Great moments in journalism: how NOT to report on women priests
These women are serious and therefore, seriously foolish. They are Protestant by definition and disassociated by apparent excommunication, yet want to claim Catholicity. Foolish. They do not help their cause by such actions and could be leading people to stray from the true faith. Also Foolish.

Nicely written piece on the video I might add and from someone with some credentials.

Great moments in journalism: how NOT to report on women priests

May 19, 2014 By Deacon Greg Kandra

[Image: women-priests-defy-vatican.jpg]

First, check out this video from the CBS affiliate in Sacramento [link to video on this page->]:

You can read the transcript here:

This is poor on so many levels. Reporter Maria Medina should be embarrassed. My only conclusion is that it’s sweeps month and the affiliate is desperate for ratings.

Some observations:

1. There’s the hyperbolic writing: “…a new practice emerging that could change Catholicism forever.”  Well, actually, no.  It’s not a practice, and it’s not really new.  It’s a splinter movement by a small minority of dissident Catholics who are not recognized by the Catholic Church and, in fact, are automatically excommunicated for attempting ordination. And what is the evidence, please, that this “could change Catholicism forever”?

2. There’s the freaky lack of logic: “She’s one of a very small, yet growing group of women ordained in the United States to be a priest.
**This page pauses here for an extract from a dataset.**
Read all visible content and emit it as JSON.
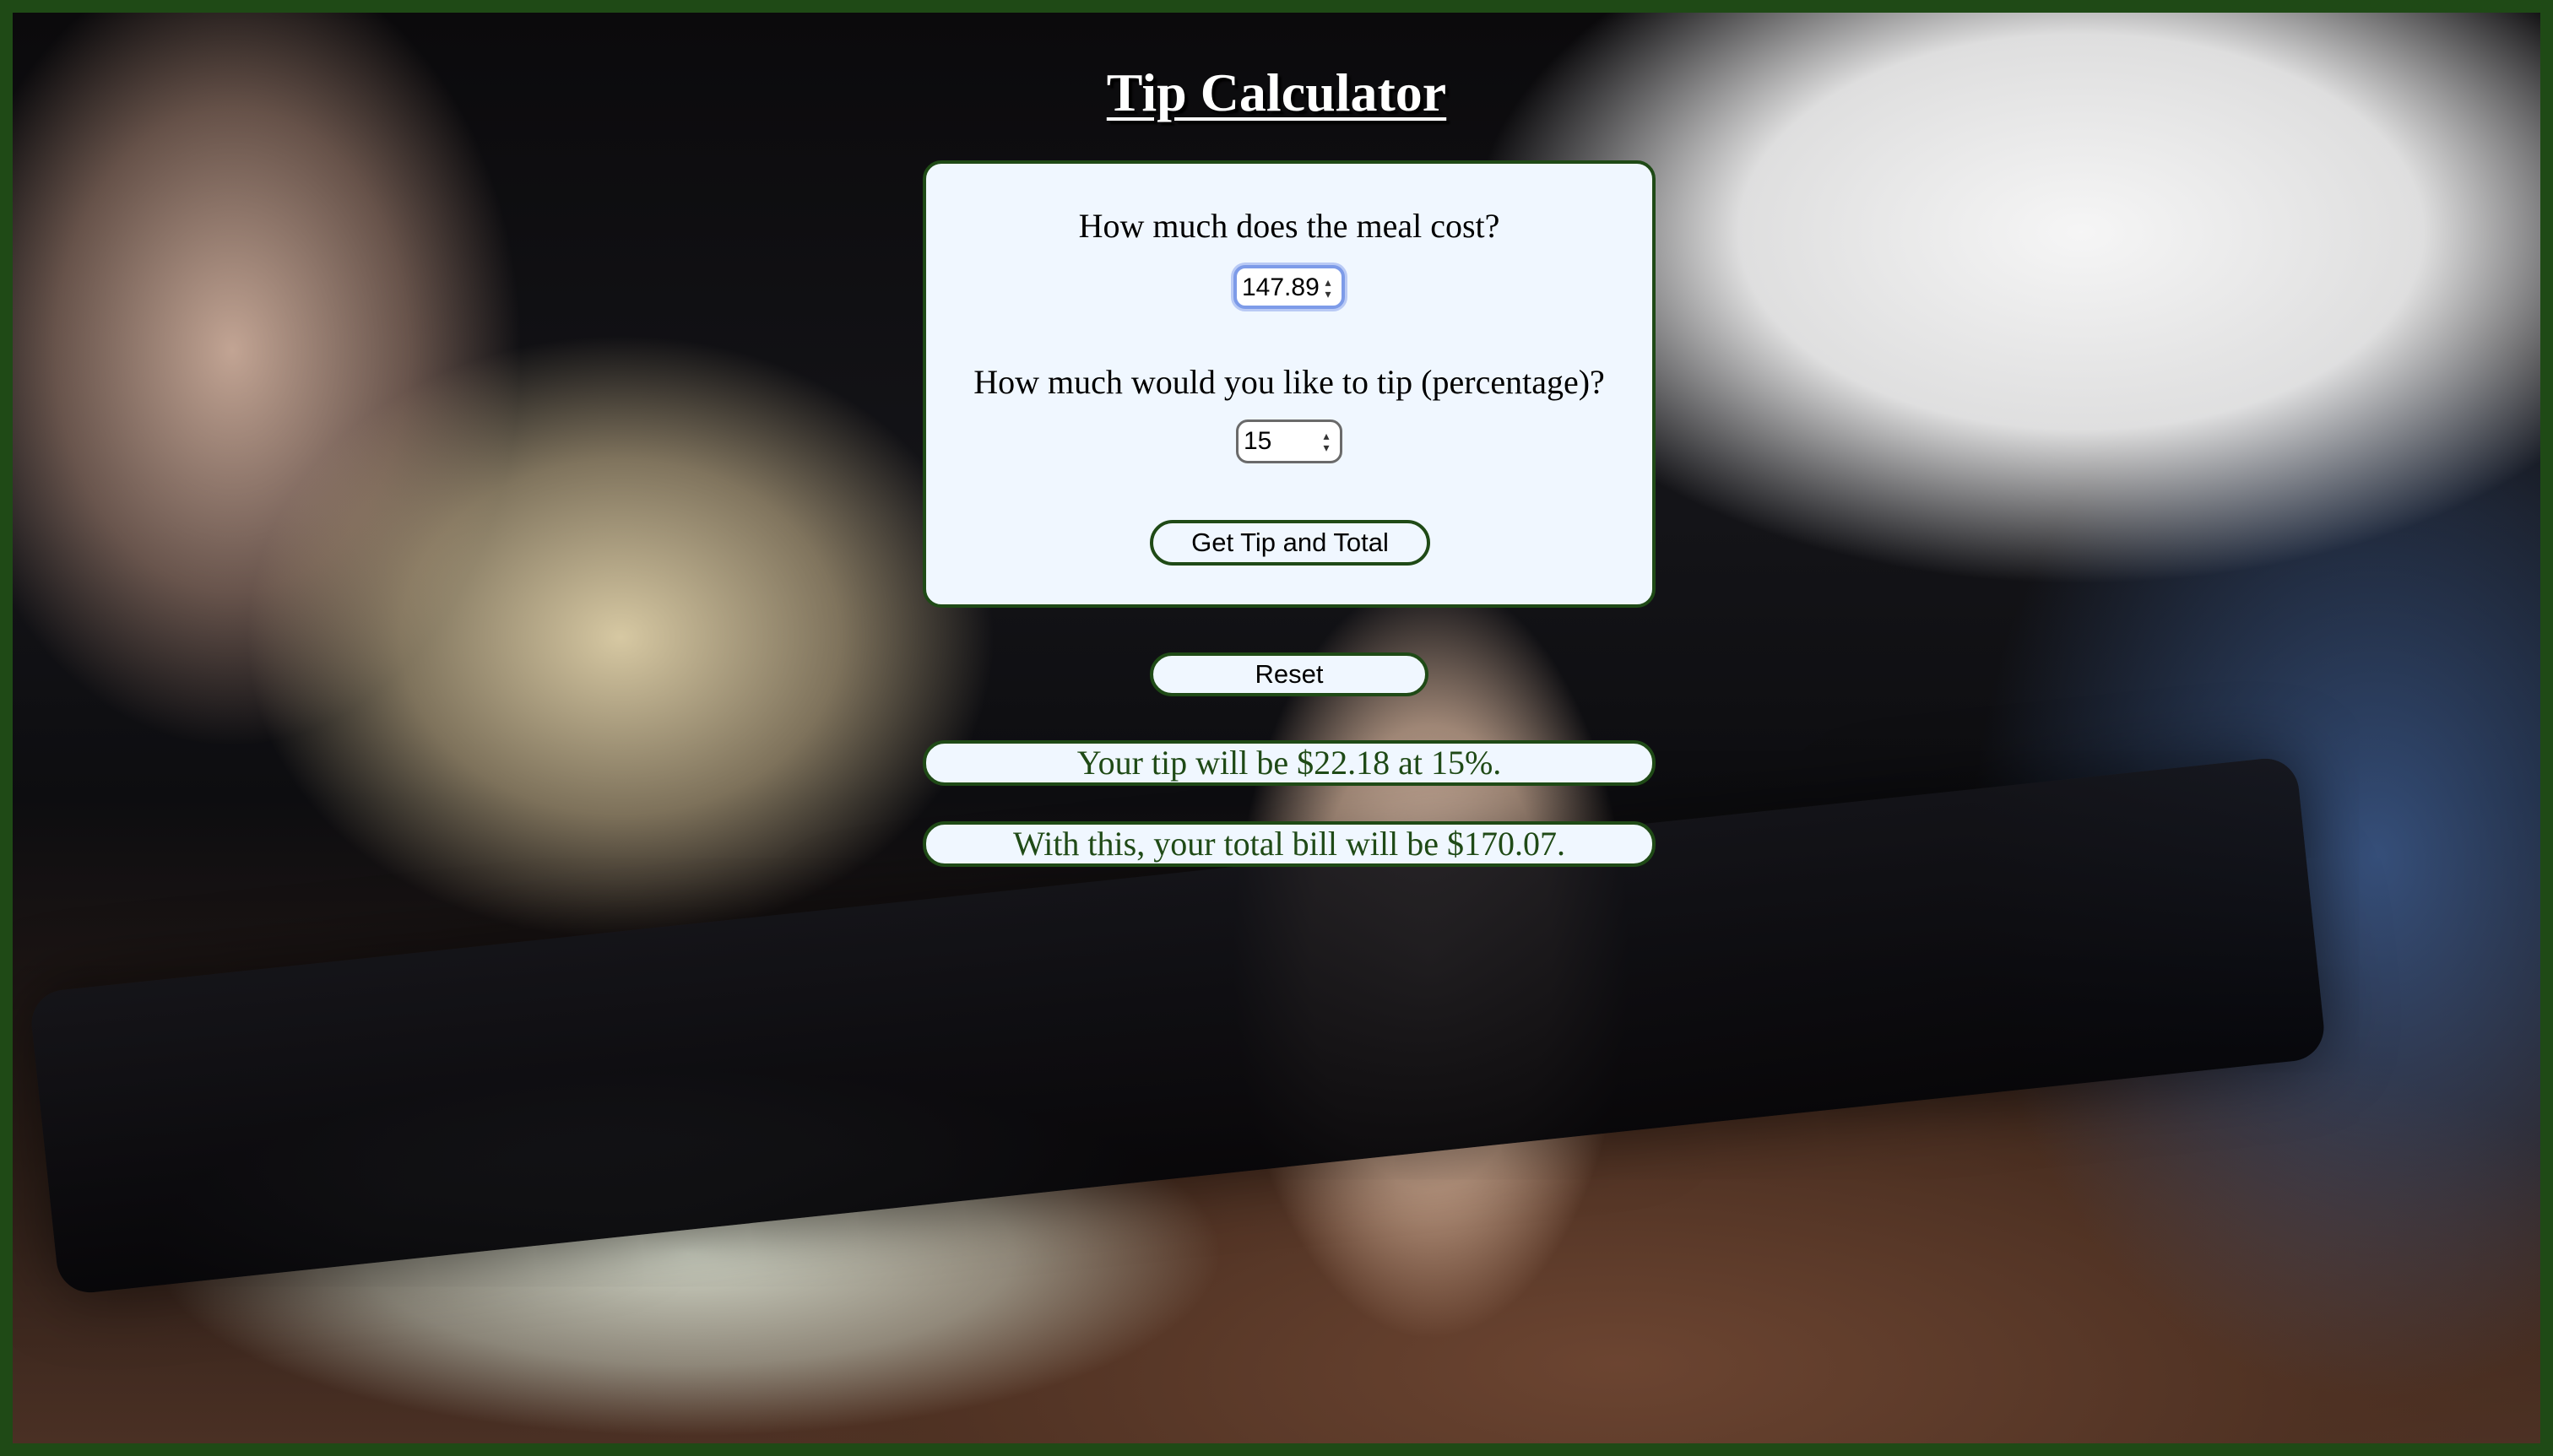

But being ordained isn’t easy since the church refuses to ordain women.” That last sentence makes no sense.

3. In fact, the women are not validly ordained. It’s an attempted ordination.

4. There are the fuzzy, unverifiable statistics: “There are now 124 woman priests worldwide according to the Association of Roman Catholic Women Priests.” That’s a best estimate from a biased source. Which means, optimistically, a little more than a hundred women in a church with a billion members and a worldwide priesthood numbering over 400,000, according to the most recent figures. Significant? Hardly.

5. There’s the sloppy, irresponsible reporting. At no point in the story is there even an attempt to offer balance. We never hear from a spokesperson for the Diocese of Sacramento, who can offer the official church response, refute their contention that they are ordained and explain why the church does not recognize these ordinations; we never hear from an expert in canon law, who can put this event into canonical context; we never hear from a historian or scholar who can add perspective;  we never hear from any tradition-minded Catholics who can offer another point of view.

6. There’s the subtext of heroic victimhood that places all the sympathy in the story with the “women priests.” The reporter notes: “They exist because of two male bishops who believed in them more than 10 years ago” and “More and more are being ordained and gaining support from parishioners as they answer what they say is a call from God into priesthood.” There’s no sense that these women are violating church law and hold no status within the church at all (and that any sacraments they confect are invalid.)  And the church’s response to any of this?  Crickets.

If the reporter had presented this story to me, I’d ask a number of questions:

What is the official church’s response to this? Did you interview a spokesperson for the Diocese of Sacramento? What is the official Catholic teaching about ordaining women?  How many people do these women serve?  Haven’t they been excommunicated?  How do they feel about that? Are the people they serve concerned at all about the fact that they’ve also been excommunicated?  Has Pope Francis said anything explicitly about the ordination of women?  What’s the median age of these women? Where do they come from?

And finally, Maria: having turned in this slipshod, badly written, unbalanced and biased piece of reporting, have you updated your resume?

Because I think you should.  Sacramento can do better.